Systèmes de gestion de contenu. Chaque contenu a une structure différente — les articles ont des champs différents des vidéos, qui ont des champs différents des podcasts. Dans MongoDB, ce sont tous des documents dans la même collection avec des formes différentes. Dans PostgreSQL, vous créez soit une table large avec de nombreuses colonnes nullables, utilisez des colonnes JSON (auquel cas vous utilisez le paradigme de MongoDB dans PostgreSQL), soit créez une table par type avec des jointures complexes.

Event sourcing et journalisation. Haut débit d'écriture avec des documents qui sont principalement écrits et lus, rarement mis à jour, et jamais joints.

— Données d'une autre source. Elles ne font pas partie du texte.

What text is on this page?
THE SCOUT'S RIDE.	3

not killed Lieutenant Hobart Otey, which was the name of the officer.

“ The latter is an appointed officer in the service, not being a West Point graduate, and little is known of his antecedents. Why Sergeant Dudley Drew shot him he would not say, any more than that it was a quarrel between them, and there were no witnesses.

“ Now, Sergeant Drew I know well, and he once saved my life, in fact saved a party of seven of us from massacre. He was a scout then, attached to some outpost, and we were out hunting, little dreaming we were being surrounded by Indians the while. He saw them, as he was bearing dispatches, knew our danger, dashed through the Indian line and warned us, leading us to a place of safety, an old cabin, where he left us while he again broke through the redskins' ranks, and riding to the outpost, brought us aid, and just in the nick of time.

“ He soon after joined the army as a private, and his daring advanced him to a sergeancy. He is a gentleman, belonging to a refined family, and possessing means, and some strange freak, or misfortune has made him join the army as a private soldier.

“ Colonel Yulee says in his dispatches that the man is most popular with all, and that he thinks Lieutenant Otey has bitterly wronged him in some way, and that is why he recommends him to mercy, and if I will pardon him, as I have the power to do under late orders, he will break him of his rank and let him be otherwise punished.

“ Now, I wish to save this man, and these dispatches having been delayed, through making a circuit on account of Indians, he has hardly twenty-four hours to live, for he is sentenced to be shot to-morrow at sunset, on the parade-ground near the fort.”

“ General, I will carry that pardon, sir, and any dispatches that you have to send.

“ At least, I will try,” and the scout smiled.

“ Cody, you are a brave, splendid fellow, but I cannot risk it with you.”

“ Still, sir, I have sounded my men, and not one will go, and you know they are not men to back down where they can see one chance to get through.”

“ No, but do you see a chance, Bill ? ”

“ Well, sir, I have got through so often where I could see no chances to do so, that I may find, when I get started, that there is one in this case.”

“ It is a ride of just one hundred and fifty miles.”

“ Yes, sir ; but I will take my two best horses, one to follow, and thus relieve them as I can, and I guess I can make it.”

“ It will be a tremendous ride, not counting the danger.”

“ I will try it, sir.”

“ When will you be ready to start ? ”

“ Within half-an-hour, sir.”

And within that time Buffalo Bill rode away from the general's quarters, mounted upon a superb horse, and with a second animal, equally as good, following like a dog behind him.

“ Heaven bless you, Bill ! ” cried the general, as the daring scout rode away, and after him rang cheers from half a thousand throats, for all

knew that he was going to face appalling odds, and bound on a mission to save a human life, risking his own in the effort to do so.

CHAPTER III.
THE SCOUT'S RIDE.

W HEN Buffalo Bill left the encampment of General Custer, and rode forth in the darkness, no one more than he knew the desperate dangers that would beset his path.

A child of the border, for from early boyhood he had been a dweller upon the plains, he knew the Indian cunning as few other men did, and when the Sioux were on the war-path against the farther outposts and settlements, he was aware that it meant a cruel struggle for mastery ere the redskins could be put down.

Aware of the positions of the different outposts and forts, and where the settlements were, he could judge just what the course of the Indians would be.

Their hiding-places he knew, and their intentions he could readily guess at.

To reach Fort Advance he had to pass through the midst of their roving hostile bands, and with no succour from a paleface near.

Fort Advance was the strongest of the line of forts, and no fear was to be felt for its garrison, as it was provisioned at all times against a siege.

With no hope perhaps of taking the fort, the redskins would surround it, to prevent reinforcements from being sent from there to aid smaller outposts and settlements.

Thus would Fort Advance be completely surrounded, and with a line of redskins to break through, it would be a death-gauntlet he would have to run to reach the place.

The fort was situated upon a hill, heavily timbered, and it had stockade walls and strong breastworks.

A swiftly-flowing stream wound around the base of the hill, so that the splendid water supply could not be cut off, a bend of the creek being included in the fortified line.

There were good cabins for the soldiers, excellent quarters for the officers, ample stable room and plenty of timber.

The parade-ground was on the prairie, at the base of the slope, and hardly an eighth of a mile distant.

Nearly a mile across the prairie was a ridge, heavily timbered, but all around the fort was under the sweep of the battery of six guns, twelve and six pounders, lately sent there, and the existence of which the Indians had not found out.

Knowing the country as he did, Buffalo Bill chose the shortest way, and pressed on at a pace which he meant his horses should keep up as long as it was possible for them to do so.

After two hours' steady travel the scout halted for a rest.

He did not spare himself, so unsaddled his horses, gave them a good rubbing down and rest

Les documents embarqués réduisent les jointures. Si une commande a toujours besoin de ses articles, et que les articles ne sont jamais consultés sans leur commande, embarquer les articles dans le document de commande signifie que votre requête la plus courante est une simple recherche de document au lieu d'une jointure entre deux tables.

// MongoDB document with embedded sub-documents
{
  _id: ObjectId("..."),
  customer: {
    name: "John Doe",
    email: "john@example.com"
  },
  items: [
    { product: "Widget", quantity: 2, price: 9.99 },
    { product: "Gadget", quantity: 1, price: 24.99 }
  ],
  total: 44.97,
  status: "shipped",
  createdAt: ISODate("2026-03-01T10:00:00Z")
}

Le scaling horizontal est une fonctionnalité native. Le sharding de MongoDB est intégré et bien documenté. Si vous avez réellement besoin de distribuer les données sur de nombreux nœuds (des centaines de millions de documents avec un haut débit), MongoDB gère cela plus gracieusement que PostgreSQL.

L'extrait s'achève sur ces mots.